Мальчик отводит глаза.

— Мог бы ты, Смирнов, пока все спят, так спрятаться, чтобы никто не знал и не нашел, чтобы даже я не знал — чтобы мне не пришлось им врать? А когда будет можно, я громко тебя позову. Или велю Виноградову подудеть в трубу: ду-ду-ду! — какой-нибудь красивый сигнал. Это значит: выходи, Смирнов.

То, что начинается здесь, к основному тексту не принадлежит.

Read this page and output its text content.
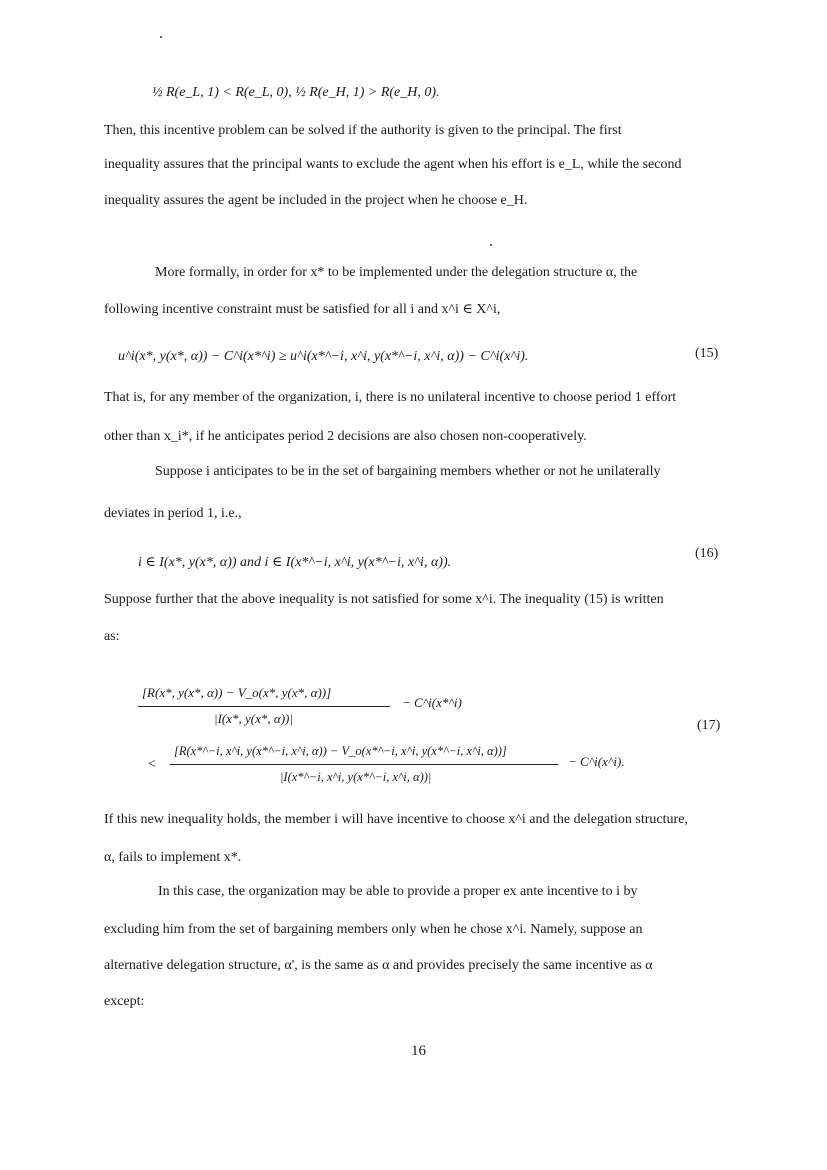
½ R(e_L, 1) < R(e_L, 0), ½ R(e_H, 1) > R(e_H, 0).
Then, this incentive problem can be solved if the authority is given to the principal. The first
inequality assures that the principal wants to exclude the agent when his effort is e_L, while the second
inequality assures the agent be included in the project when he choose e_H.
More formally, in order for x* to be implemented under the delegation structure α, the
following incentive constraint must be satisfied for all i and x^i ∈ X^i,
u^i(x*, y(x*, α)) − C^i(x*^i) ≥ u^i(x*^−i, x^i, y(x*^−i, x^i, α)) − C^i(x^i).	(15)
That is, for any member of the organization, i, there is no unilateral incentive to choose period 1 effort
other than x_i*, if he anticipates period 2 decisions are also chosen non-cooperatively.
Suppose i anticipates to be in the set of bargaining members whether or not he unilaterally
deviates in period 1, i.e.,
i ∈ I(x*, y(x*, α)) and i ∈ I(x*^−i, x^i, y(x*^−i, x^i, α)).
(16)
Suppose further that the above inequality is not satisfied for some x^i. The inequality (15) is written
as:
[R(x*, y(x*, α)) − V_o(x*, y(x*, α))]
|I(x*, y(x*, α))|
− C^i(x*^i)
(17)
<
[R(x*^−i, x^i, y(x*^−i, x^i, α)) − V_o(x*^−i, x^i, y(x*^−i, x^i, α))]
|I(x*^−i, x^i, y(x*^−i, x^i, α))|
− C^i(x^i).
If this new inequality holds, the member i will have incentive to choose x^i and the delegation structure,
α, fails to implement x*.
In this case, the organization may be able to provide a proper ex ante incentive to i by
excluding him from the set of bargaining members only when he chose x^i. Namely, suppose an
alternative delegation structure, α', is the same as α and provides precisely the same incentive as α
except:
16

Мальчик долго молчит, посапывая и ерзая на рассохшемся стуле. Потом деловито отвечает:

— Я спрячусь.

Мама, что я творю, с испугом дивится себе Снетков, глядя из-за шторы мальчику вслед, в его сутулую неуверенную спину, обтянутую слишком узким клетчатым пальто с полуоторванным капюшоном, — до чего же медленно он, черт побери, идет по двору, открытый любым случайным взглядам; вот и вовсе встал, оглушенный внезапным обвалом галочьей стаи с колокольни, — стоит, задрав голову, раздумывает; неужели полезет на колокольню? — это зря, опасно, о колокольне речи не шло, имелся в виду какой-нибудь подвальчик, сарайчик, какая-нибудь неприметная норка… нет, обошлось, пошел, идет мимо колокольни, мимо собора, с крыльца которого, слава Богу, куда-то исчезли те двое ненужных свидетелей; озирается зябко, скрывается за углом пищеблока; теперь и Снетков решается выйти на воздух. Выходит и смотрит на часы. До исхода мертвого часа остается восемнадцать минут.

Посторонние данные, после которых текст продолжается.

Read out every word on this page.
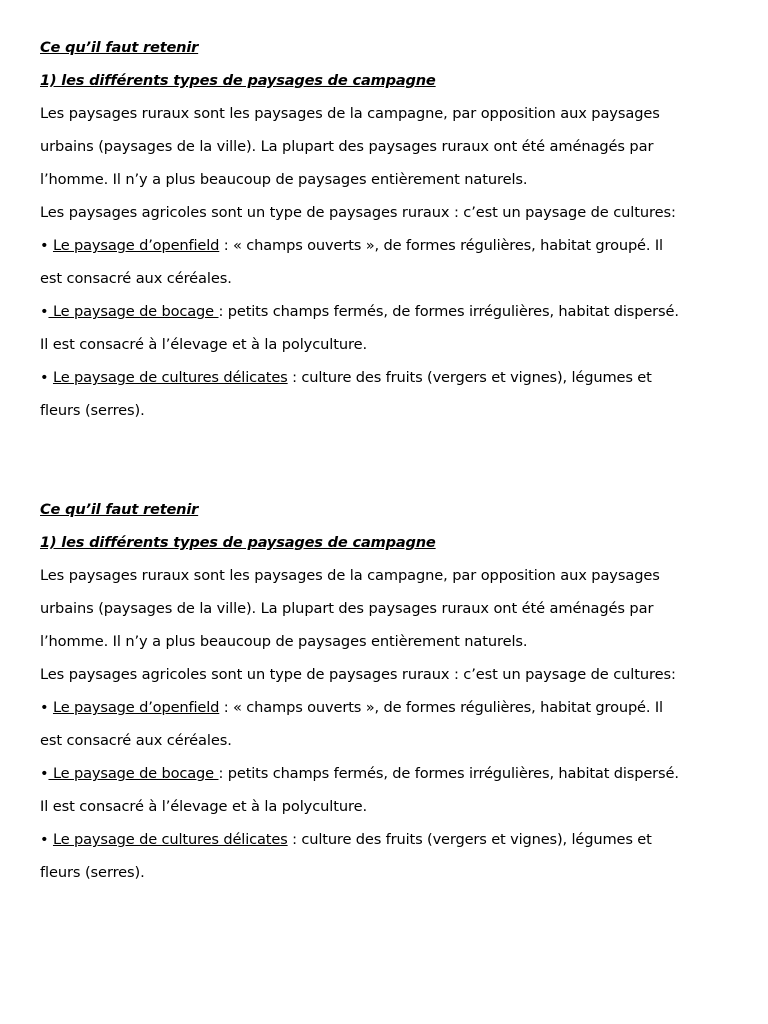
Ce qu’il faut retenir

1) les différents types de paysages de campagne

Les paysages ruraux sont les paysages de la campagne, par opposition aux paysages

urbains (paysages de la ville). La plupart des paysages ruraux ont été aménagés par

l’homme. Il n’y a plus beaucoup de paysages entièrement naturels.

Les paysages agricoles sont un type de paysages ruraux : c’est un paysage de cultures:

• Le paysage d’openfield : « champs ouverts », de formes régulières, habitat groupé. Il

est consacré aux céréales.

• Le paysage de bocage : petits champs fermés, de formes irrégulières, habitat dispersé.

Il est consacré à l’élevage et à la polyculture.

• Le paysage de cultures délicates : culture des fruits (vergers et vignes), légumes et

fleurs (serres).

Ce qu’il faut retenir

1) les différents types de paysages de campagne

Les paysages ruraux sont les paysages de la campagne, par opposition aux paysages

urbains (paysages de la ville). La plupart des paysages ruraux ont été aménagés par

l’homme. Il n’y a plus beaucoup de paysages entièrement naturels.

Les paysages agricoles sont un type de paysages ruraux : c’est un paysage de cultures:

• Le paysage d’openfield : « champs ouverts », de formes régulières, habitat groupé. Il

est consacré aux céréales.

• Le paysage de bocage : petits champs fermés, de formes irrégulières, habitat dispersé.

Il est consacré à l’élevage et à la polyculture.

• Le paysage de cultures délicates : culture des fruits (vergers et vignes), légumes et

fleurs (serres).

Во времена, когда интернат принято было называть лесной школой, мертвый час на горе Снетков называл «тихим» и любил его, потому что считал часом своей свободы, а во всю прочую часть дня был раздражен. Раздражала лень и бестолковость персонала, раздражали панибратские придирки воспитателей и учителей к нему, тогда еще молодому врачу, но сильнее всего раздражали дети: ну почему они бегают как ошпаренные и орут как резаные, почему выкрикивают друг другу нелепые, грязные, даже вовсе непечатные слова, зачем так злобно задевают, дергают, дразнят друг друга, сами же плачут, сами же потом громко жалуются, сами же ябедничают не менее крикливым и не в меру резким воспитательницам; отчего так кисло, тоскливо пахнут, толпясь на процедурах и осмотрах, их же возят в баню, их ведь строго заставляют мыть ноги и зубы перед сном!.. В дообеденные, школьные часы, когда крик стоял только на переменах, Снетков и подавно не мог побыть с самим собой: с бездумной и злой торопливостью громоздил обязательные поденные записи в историях болезни, сочинял отчеты и запросы в облздравотдел, — и это были самые ненавистные в жизни часы. В обед он ел. В столовой гремел дюраль мисок и ложек, чавкали рты, раздавались те же жалобы и крики… Но — трубила труба, наступал тихий час, и дети засыпали. Уезжали в город учителя, задремывали воспитательницы, врачи и медсестры забывались сном на дерматиновых холодных кушетках амбулатории, — он один бодрствовал. Он и гора.